Iron That Swims

 •  2 min. read  •  grade level: 3
Listen from:
He cuts down that stick and casts it in the very place where I lost my "ax head." I am the only one who can tell Him. It is my own experience. But do I have anything to do with what takes place next? No, not a bit. A miracle happens. The iron comes to the surface. Yet the story doesn't say that. It says, "The iron did swim."
Why does it say iron instead of ax head? Because iron has a nature that doesn't swim. But the iron did swim-it is the law of the principle of the spirit of life in Christ Jesus. It has set me free from the principle of sin and death. It is an entirely new law not known before. Could man explain how a piece of iron could swim? Never! It doesn't belong to the old line of things at all; it is a new thing.
I still have the same identity I had as a man before, but the old nature is gone. My identity with sin in the flesh is gone. I may allow it to come out again, but that is why Romans says, "Reckon ye also yourselves to be dead indeed unto sin." Practically, by faith, take the place you are in; that is what Romans tells us, because the man is still struggling. In Colossians he says, "Ye are dead." Then he sets a positive fact before them-life.

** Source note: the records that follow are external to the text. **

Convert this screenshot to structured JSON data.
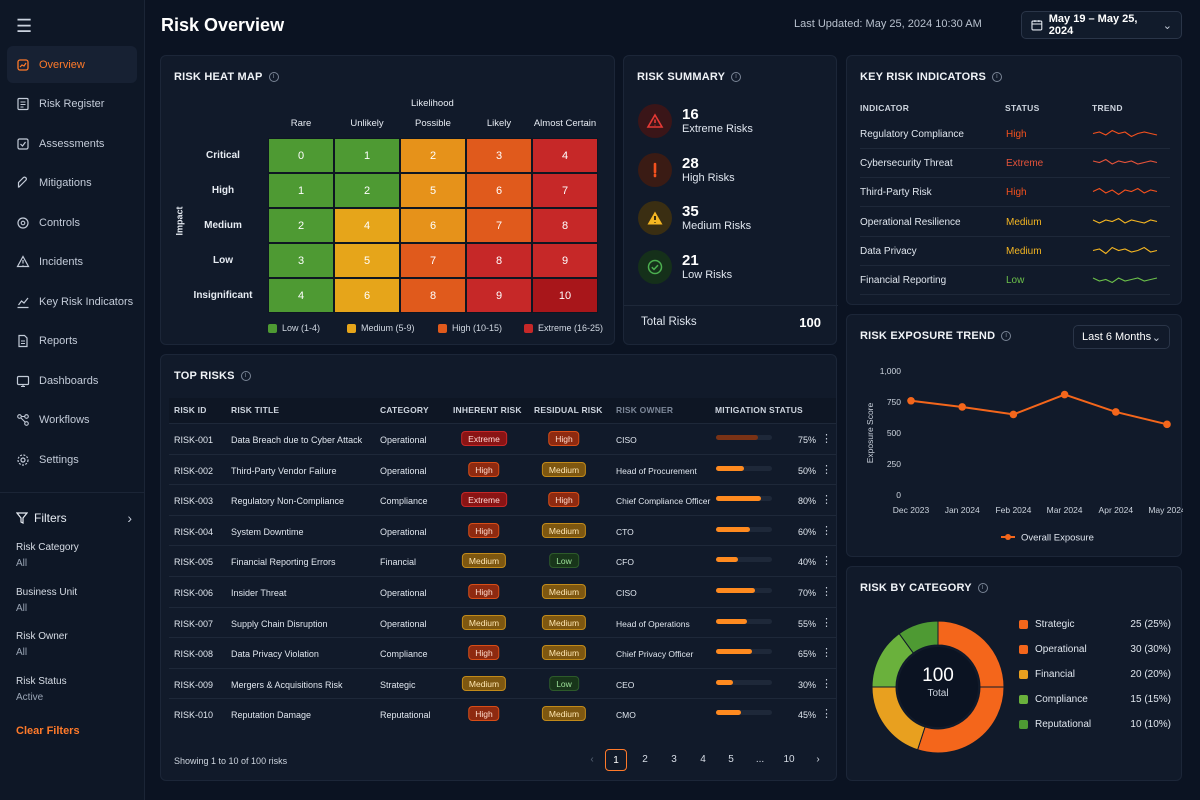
{
  "nav": {
    "items": [
      {
        "label": "Overview",
        "icon": "overview-icon"
      },
      {
        "label": "Risk Register",
        "icon": "register-icon"
      },
      {
        "label": "Assessments",
        "icon": "assessments-icon"
      },
      {
        "label": "Mitigations",
        "icon": "mitigations-icon"
      },
      {
        "label": "Controls",
        "icon": "controls-icon"
      },
      {
        "label": "Incidents",
        "icon": "incidents-icon"
      },
      {
        "label": "Key Risk Indicators",
        "icon": "kri-icon"
      },
      {
        "label": "Reports",
        "icon": "reports-icon"
      },
      {
        "label": "Dashboards",
        "icon": "dashboards-icon"
      },
      {
        "label": "Workflows",
        "icon": "workflows-icon"
      },
      {
        "label": "Settings",
        "icon": "settings-icon"
      }
    ]
  },
  "filters": {
    "title": "Filters",
    "groups": [
      {
        "label": "Risk Category",
        "value": "All"
      },
      {
        "label": "Business Unit",
        "value": "All"
      },
      {
        "label": "Risk Owner",
        "value": "All"
      },
      {
        "label": "Risk Status",
        "value": "Active"
      }
    ],
    "clear": "Clear Filters"
  },
  "header": {
    "title": "Risk Overview",
    "updated": "Last Updated: May 25, 2024 10:30 AM",
    "daterange": "May 19 – May 25, 2024"
  },
  "heatmap": {
    "title": "RISK HEAT MAP",
    "x_title": "Likelihood",
    "y_title": "Impact",
    "cols": [
      "Rare",
      "Unlikely",
      "Possible",
      "Likely",
      "Almost Certain"
    ],
    "rows": [
      "Critical",
      "High",
      "Medium",
      "Low",
      "Insignificant"
    ],
    "cells": [
      [
        0,
        1,
        2,
        3,
        4
      ],
      [
        1,
        2,
        5,
        6,
        7
      ],
      [
        2,
        4,
        6,
        7,
        8
      ],
      [
        3,
        5,
        7,
        8,
        9
      ],
      [
        4,
        6,
        8,
        9,
        10
      ]
    ],
    "colors": [
      [
        "#4e9a33",
        "#4e9a33",
        "#e6921a",
        "#e05a1c",
        "#c62828"
      ],
      [
        "#4e9a33",
        "#4e9a33",
        "#e6921a",
        "#e05a1c",
        "#c62828"
      ],
      [
        "#4e9a33",
        "#e6a51a",
        "#e6921a",
        "#e05a1c",
        "#c62828"
      ],
      [
        "#4e9a33",
        "#e6a51a",
        "#e05a1c",
        "#c62828",
        "#c62828"
      ],
      [
        "#4e9a33",
        "#e6a51a",
        "#e05a1c",
        "#c62828",
        "#a8161a"
      ]
    ],
    "legend": [
      {
        "label": "Low (1-4)",
        "color": "#4e9a33"
      },
      {
        "label": "Medium (5-9)",
        "color": "#e6a51a"
      },
      {
        "label": "High (10-15)",
        "color": "#e05a1c"
      },
      {
        "label": "Extreme (16-25)",
        "color": "#c62828"
      }
    ]
  },
  "summary": {
    "title": "RISK SUMMARY",
    "items": [
      {
        "num": "16",
        "label": "Extreme Risks",
        "icon": "warning-triangle-icon",
        "color": "#e53935",
        "bg": "#3a1518"
      },
      {
        "num": "28",
        "label": "High Risks",
        "icon": "exclamation-icon",
        "color": "#f4511e",
        "bg": "#3a1b14"
      },
      {
        "num": "35",
        "label": "Medium Risks",
        "icon": "caution-icon",
        "color": "#f5b622",
        "bg": "#3a2e12"
      },
      {
        "num": "21",
        "label": "Low Risks",
        "icon": "check-circle-icon",
        "color": "#4caf50",
        "bg": "#15301a"
      }
    ],
    "total_label": "Total Risks",
    "total": "100"
  },
  "kri": {
    "title": "KEY RISK INDICATORS",
    "headers": [
      "INDICATOR",
      "STATUS",
      "TREND"
    ],
    "rows": [
      {
        "name": "Regulatory Compliance",
        "status": "High",
        "color": "#f4511e",
        "spark": [
          5,
          6,
          4,
          7,
          5,
          6,
          3,
          5,
          6,
          5,
          4
        ]
      },
      {
        "name": "Cybersecurity Threat",
        "status": "Extreme",
        "color": "#e5533a",
        "spark": [
          6,
          5,
          7,
          4,
          6,
          5,
          6,
          4,
          5,
          6,
          5
        ]
      },
      {
        "name": "Third-Party Risk",
        "status": "High",
        "color": "#f4511e",
        "spark": [
          5,
          7,
          4,
          6,
          3,
          6,
          5,
          7,
          4,
          6,
          5
        ]
      },
      {
        "name": "Operational Resilience",
        "status": "Medium",
        "color": "#f5b622",
        "spark": [
          6,
          4,
          6,
          5,
          7,
          4,
          6,
          5,
          4,
          6,
          5
        ]
      },
      {
        "name": "Data Privacy",
        "status": "Medium",
        "color": "#f5b622",
        "spark": [
          5,
          6,
          3,
          7,
          5,
          6,
          4,
          5,
          7,
          4,
          5
        ]
      },
      {
        "name": "Financial Reporting",
        "status": "Low",
        "color": "#6cc04a",
        "spark": [
          6,
          4,
          5,
          3,
          6,
          4,
          5,
          6,
          4,
          5,
          6
        ]
      }
    ]
  },
  "top_risks": {
    "title": "TOP RISKS",
    "headers": [
      "RISK ID",
      "RISK TITLE",
      "CATEGORY",
      "INHERENT RISK",
      "RESIDUAL RISK",
      "RISK OWNER",
      "MITIGATION STATUS"
    ],
    "rows": [
      {
        "id": "RISK-001",
        "title": "Data Breach due to Cyber Attack",
        "category": "Operational",
        "inherent": "Extreme",
        "residual": "High",
        "owner": "CISO",
        "progress": 75,
        "pct": "75%"
      },
      {
        "id": "RISK-002",
        "title": "Third-Party Vendor Failure",
        "category": "Operational",
        "inherent": "High",
        "residual": "Medium",
        "owner": "Head of Procurement",
        "progress": 50,
        "pct": "50%"
      },
      {
        "id": "RISK-003",
        "title": "Regulatory Non-Compliance",
        "category": "Compliance",
        "inherent": "Extreme",
        "residual": "High",
        "owner": "Chief Compliance Officer",
        "progress": 80,
        "pct": "80%"
      },
      {
        "id": "RISK-004",
        "title": "System Downtime",
        "category": "Operational",
        "inherent": "High",
        "residual": "Medium",
        "owner": "CTO",
        "progress": 60,
        "pct": "60%"
      },
      {
        "id": "RISK-005",
        "title": "Financial Reporting Errors",
        "category": "Financial",
        "inherent": "Medium",
        "residual": "Low",
        "owner": "CFO",
        "progress": 40,
        "pct": "40%"
      },
      {
        "id": "RISK-006",
        "title": "Insider Threat",
        "category": "Operational",
        "inherent": "High",
        "residual": "Medium",
        "owner": "CISO",
        "progress": 70,
        "pct": "70%"
      },
      {
        "id": "RISK-007",
        "title": "Supply Chain Disruption",
        "category": "Operational",
        "inherent": "Medium",
        "residual": "Medium",
        "owner": "Head of Operations",
        "progress": 55,
        "pct": "55%"
      },
      {
        "id": "RISK-008",
        "title": "Data Privacy Violation",
        "category": "Compliance",
        "inherent": "High",
        "residual": "Medium",
        "owner": "Chief Privacy Officer",
        "progress": 65,
        "pct": "65%"
      },
      {
        "id": "RISK-009",
        "title": "Mergers & Acquisitions Risk",
        "category": "Strategic",
        "inherent": "Medium",
        "residual": "Low",
        "owner": "CEO",
        "progress": 30,
        "pct": "30%"
      },
      {
        "id": "RISK-010",
        "title": "Reputation Damage",
        "category": "Reputational",
        "inherent": "High",
        "residual": "Medium",
        "owner": "CMO",
        "progress": 45,
        "pct": "45%"
      }
    ],
    "footer": "Showing 1 to 10 of 100 risks",
    "pages": [
      "1",
      "2",
      "3",
      "4",
      "5",
      "...",
      "10"
    ],
    "current_page": "1"
  },
  "trend": {
    "title": "RISK EXPOSURE TREND",
    "dropdown": "Last 6 Months"
  },
  "chart_data": {
    "type": "line",
    "x": [
      "Dec 2023",
      "Jan 2024",
      "Feb 2024",
      "Mar 2024",
      "Apr 2024",
      "May 2024"
    ],
    "series": [
      {
        "name": "Overall Exposure",
        "values": [
          760,
          710,
          650,
          810,
          670,
          570
        ],
        "color": "#f4661b"
      }
    ],
    "ylabel": "Exposure Score",
    "ylim": [
      0,
      1000
    ],
    "yticks": [
      "0",
      "250",
      "500",
      "750",
      "1,000"
    ],
    "legend": "bottom"
  },
  "category": {
    "title": "RISK BY CATEGORY",
    "total": "100",
    "total_label": "Total",
    "items": [
      {
        "label": "Strategic",
        "value": 25,
        "text": "25 (25%)",
        "color": "#f4661b"
      },
      {
        "label": "Operational",
        "value": 30,
        "text": "30 (30%)",
        "color": "#f4661b"
      },
      {
        "label": "Financial",
        "value": 20,
        "text": "20 (20%)",
        "color": "#e8a01f"
      },
      {
        "label": "Compliance",
        "value": 15,
        "text": "15 (15%)",
        "color": "#6ab13c"
      },
      {
        "label": "Reputational",
        "value": 10,
        "text": "10 (10%)",
        "color": "#4e9a33"
      }
    ]
  }
}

In Rom. 7 the man is still struggling; he is still trying to build himself a place by Jordan where he may rest, where he may dwell, and so the exhortation in Romans is, "Reckon... yourselves... dead." Do I need that exhortation for my soul? Do you need it for your soul? Are we still struggling or are our souls at rest? Are we resting in the full work of Christ? We are not to be occupied with our former manner of life in the flesh. In Christ is where I find joy. We need to be exercised about these things, each one, before the Lord.